Before serving as 39th governor of Minnesota, Pawlenty served in the state House of Representatives and was majority leader for two terms. Born in St. Paul, he earned a BA in political science and a JD from the University of Minnesota, worked early on as a labor law attorney, and was vice president of a software company. After settling with his wife, Mary, in the town of Eagan, south of St. Paul, Pawlenty joined the city's Planning Commission, and before age 30 was elected to the city council. He won a seat as a state representative in 1992 and was re-elected four times. In 1998, he was voted majority leader by the House GOP.

After eking out a narrow GOP primary win in 2002, Pawlenty won a three-way election for the governor’s seat and was then re-elected in 2006 by a hair – by a margin of only one percent. With a campaign platform that emphasized balancing the budget without raising taxes, Pawlenty wiped out the state’s budget deficit using spending cuts and borrowing heavily from earmarked funds. Though he did not raise income taxes, he did target increases in sales tax and user fees. He also cut health care spending to help balance the budget, and rejected federal funds related to the health care reform law.

“Pawlenty really was an extraordinary fiscal figure in challenging the status quo, challenging the existing budget process and framework,” said Jacobs, who holds the Walter F. and Joan Mondale chair for Political Studies at the University of Minnesota. “Usually, in budgeting, you get into incrementalism. Pawlenty wasn’t a baseline assumer. He’s a guy who really raised questions.”

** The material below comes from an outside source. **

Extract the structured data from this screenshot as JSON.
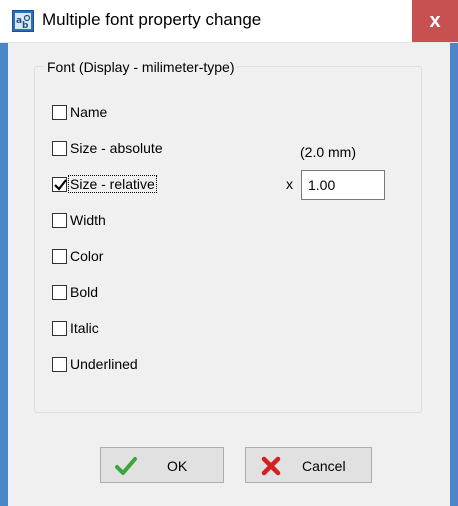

During his 2007–2008 term, he served as chairman of the National Governors Association. Arguably, the darkest period of Pawlenty’s administration was the aftermath of a bridge collapse in the Twin Cities area in August 2007 that killed 13 people and raised questions about the culpability of the state government and the adequacy of maintenance of Minnesota’s infrastructure. But a report by the National Transportation Safety Board concluded that the I-35W Bridge collapsed because of an original design flaw dating back to the 1960s, as well as an “inadequate design review” by federal and state transportation officials during the design and approval phase.